Il y a une heureuse coïncidence linguistique avec le nom Santa Clara : ville dont s’est emparée
glorieusement Che Guevara et qui signifie « Sainte Claire ».
Dans la chanson apparaît ainsi un personnage magnifié : les qualités physiques et morales du Commandant
Che Guevara deviennent la représentation idéalisée du révolutionnaire et de son combat contre les injustices.
Ces qualités ne peuvent inspirer qu’amour et admiration si bien que le caractère laudatif et presque
grandiloquent des paroles envisage à peine, à travers des expressions où s’entremêlent clarté et lumière, un
être céleste, presque divin. L’hommage de Carlos Puebla pour le héros devient l’hymne de la Révolution
cubaine et de toutes les révoltes contre les injustices. Les derniers mots de la chanson constituent la prise de
congé « Hasta siempre » à la fois définitive et solennelle : « adieu, pour toujours et à jamais » et le cri
belliqueux des révolutionnaires.
Conclusion
→ Tous ces éléments confirment le caractère direct et populaire de cette œuvre. La ritournelle utilisée pour
l’introduction et les interludes et la répétition des refrains qui se terminent sur le nom du Che ont contribué à
la diffusion de la chanson.
C’est une œuvre militante dont le but est la glorification d’un homme et de l’idéologie marxiste qu’il
défendait.
Soledad Bravo avait repris la chanson, accompagnée seulement de sa guitare, sur un ton très mélancolique,
peu de temps après la mort du Che, sans doute pour manifester la douleur de la perte de l’exemple
révolutionnaire qu’il symbolisait, à une époque où les pays d’Amérique Latine sombraient dans des
dictatures répressives (Brésil, Argentine, Chili, Pérou, Bolivie, …).

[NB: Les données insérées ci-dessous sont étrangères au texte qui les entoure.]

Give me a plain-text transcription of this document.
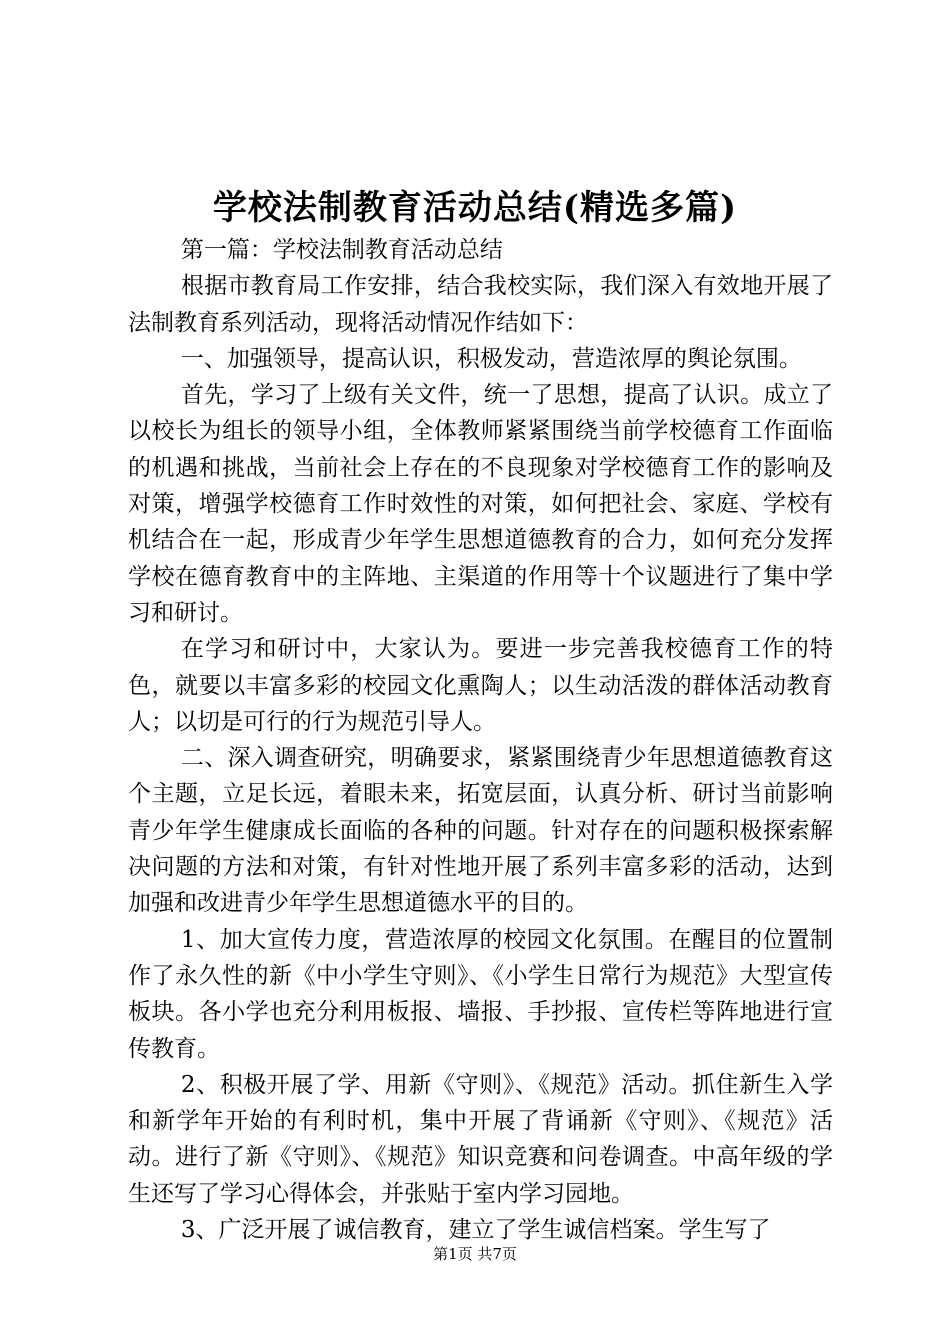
学校法制教育活动总结(精选多篇)

第一篇：学校法制教育活动总结

根据市教育局工作安排，结合我校实际，我们深入有效地开展了法制教育系列活动，现将活动情况作结如下：

一、加强领导，提高认识，积极发动，营造浓厚的舆论氛围。

首先，学习了上级有关文件，统一了思想，提高了认识。成立了以校长为组长的领导小组，全体教师紧紧围绕当前学校德育工作面临的机遇和挑战，当前社会上存在的不良现象对学校德育工作的影响及对策，增强学校德育工作时效性的对策，如何把社会、家庭、学校有机结合在一起，形成青少年学生思想道德教育的合力，如何充分发挥学校在德育教育中的主阵地、主渠道的作用等十个议题进行了集中学习和研讨。

在学习和研讨中，大家认为。要进一步完善我校德育工作的特色，就要以丰富多彩的校园文化熏陶人；以生动活泼的群体活动教育人；以切是可行的行为规范引导人。

二、深入调查研究，明确要求，紧紧围绕青少年思想道德教育这个主题，立足长远，着眼未来，拓宽层面，认真分析、研讨当前影响青少年学生健康成长面临的各种的问题。针对存在的问题积极探索解决问题的方法和对策，有针对性地开展了系列丰富多彩的活动，达到加强和改进青少年学生思想道德水平的目的。

1、加大宣传力度，营造浓厚的校园文化氛围。在醒目的位置制作了永久性的新《中小学生守则》、《小学生日常行为规范》大型宣传板块。各小学也充分利用板报、墙报、手抄报、宣传栏等阵地进行宣传教育。

2、积极开展了学、用新《守则》、《规范》活动。抓住新生入学和新学年开始的有利时机，集中开展了背诵新《守则》、《规范》活动。进行了新《守则》、《规范》知识竞赛和问卷调查。中高年级的学生还写了学习心得体会，并张贴于室内学习园地。

3、广泛开展了诚信教育，建立了学生诚信档案。学生写了

第1页 共7页
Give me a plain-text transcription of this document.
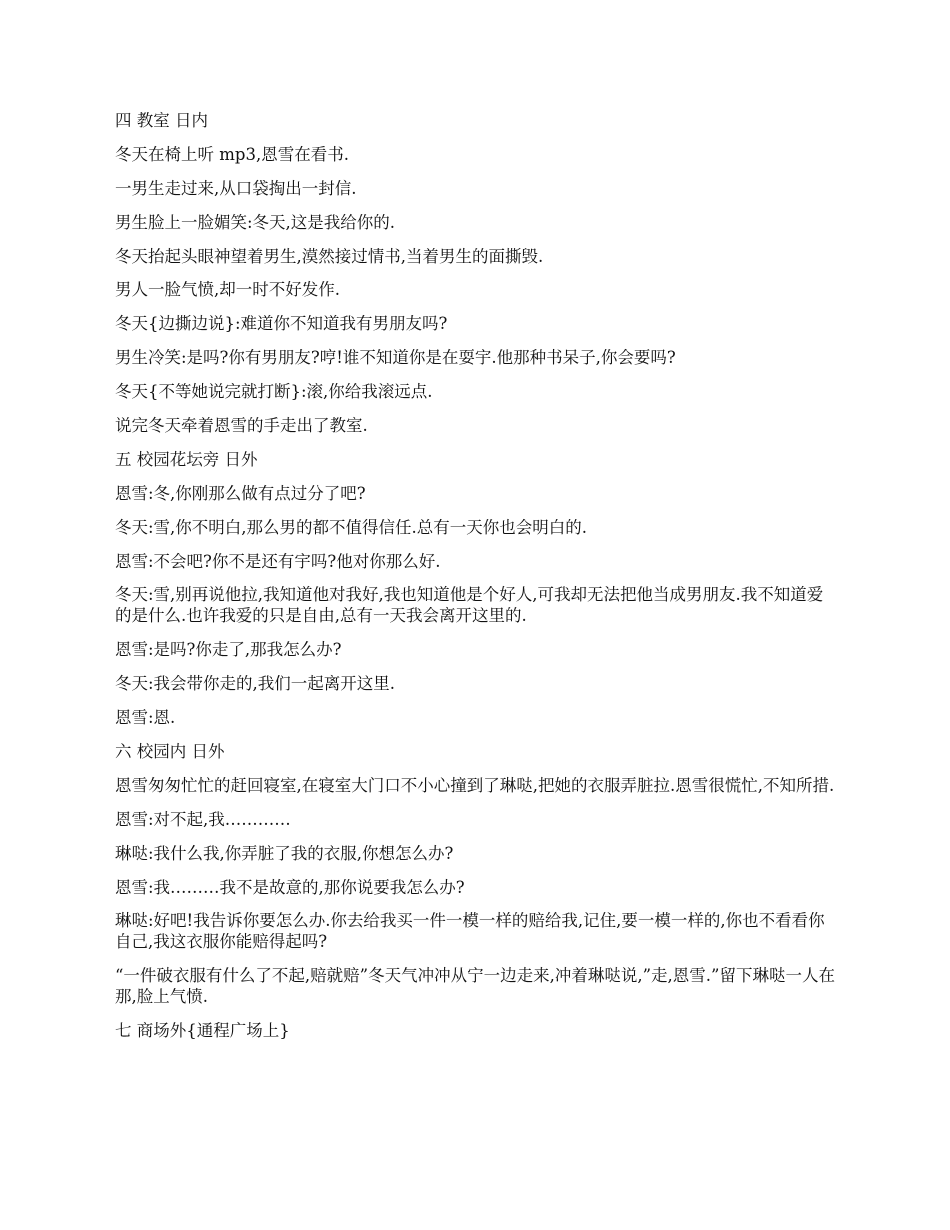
四 教室 日内

冬天在椅上听 mp3,恩雪在看书.

一男生走过来,从口袋掏出一封信.

男生脸上一脸媚笑:冬天,这是我给你的.

冬天抬起头眼神望着男生,漠然接过情书,当着男生的面撕毁.

男人一脸气愤,却一时不好发作.

冬天{边撕边说}:难道你不知道我有男朋友吗?

男生冷笑:是吗?你有男朋友?哼!谁不知道你是在耍宇.他那种书呆子,你会要吗?

冬天{不等她说完就打断}:滚,你给我滚远点.

说完冬天牵着恩雪的手走出了教室.

五 校园花坛旁 日外

恩雪:冬,你刚那么做有点过分了吧?

冬天:雪,你不明白,那么男的都不值得信任.总有一天你也会明白的.

恩雪:不会吧?你不是还有宇吗?他对你那么好.

冬天:雪,别再说他拉,我知道他对我好,我也知道他是个好人,可我却无法把他当成男朋友.我不知道爱的是什么.也许我爱的只是自由,总有一天我会离开这里的.

恩雪:是吗?你走了,那我怎么办?

冬天:我会带你走的,我们一起离开这里.

恩雪:恩.

六 校园内 日外

恩雪匆匆忙忙的赶回寝室,在寝室大门口不小心撞到了琳哒,把她的衣服弄脏拉.恩雪很慌忙,不知所措.

恩雪:对不起,我…………

琳哒:我什么我,你弄脏了我的衣服,你想怎么办?

恩雪:我………我不是故意的,那你说要我怎么办?

琳哒:好吧!我告诉你要怎么办.你去给我买一件一模一样的赔给我,记住,要一模一样的,你也不看看你自己,我这衣服你能赔得起吗?

“一件破衣服有什么了不起,赔就赔”冬天气冲冲从宁一边走来,冲着琳哒说,”走,恩雪.”留下琳哒一人在那,脸上气愤.

七 商场外{通程广场上}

La version plus récente de Nathalie Cardone (1997) met en évidence une exploitation beaucoup plus
commerciale de la chanson et de l’image de Che Guevara dans la mesure où la version est liée à un clip
vidéo qui joue sur la fibre dramatique de la mort de ce dernier, à travers la diffusion d’images d’archives du
Che mort, et peu de temps après la découverte de son corps (le lieu où il avait été enterré était resté secret
pendant 30 ans).
Pour terminer, la photo d’Alberto Korda, El guerillero heroíco, de 1960 tient une place immense dans la
symbolique de la représentation du Che : source d’inspiration artistique (Pop Art, Land Art, peintures
murales, …), l’image du Che est aussi devenue un produit de la société de consommation : son image
charismatique et révolutionnaire, le regard déterminé et orienté vers l’horizon a été détournée et s’utilise
désormais sur tous types de produits : tee-shirts, badges, affiches, tasses, briquets, produits financiers ( !),
… Alberto Korda qui n’avait jamais demandé d’argent pour son portrait du Che, a commencé à réclamer des
droits d’auteur, à la fin des années 1990, quand il s’est rendu compte que son œuvre ne servait pas à la
diffusion des idéaux de la Révolution.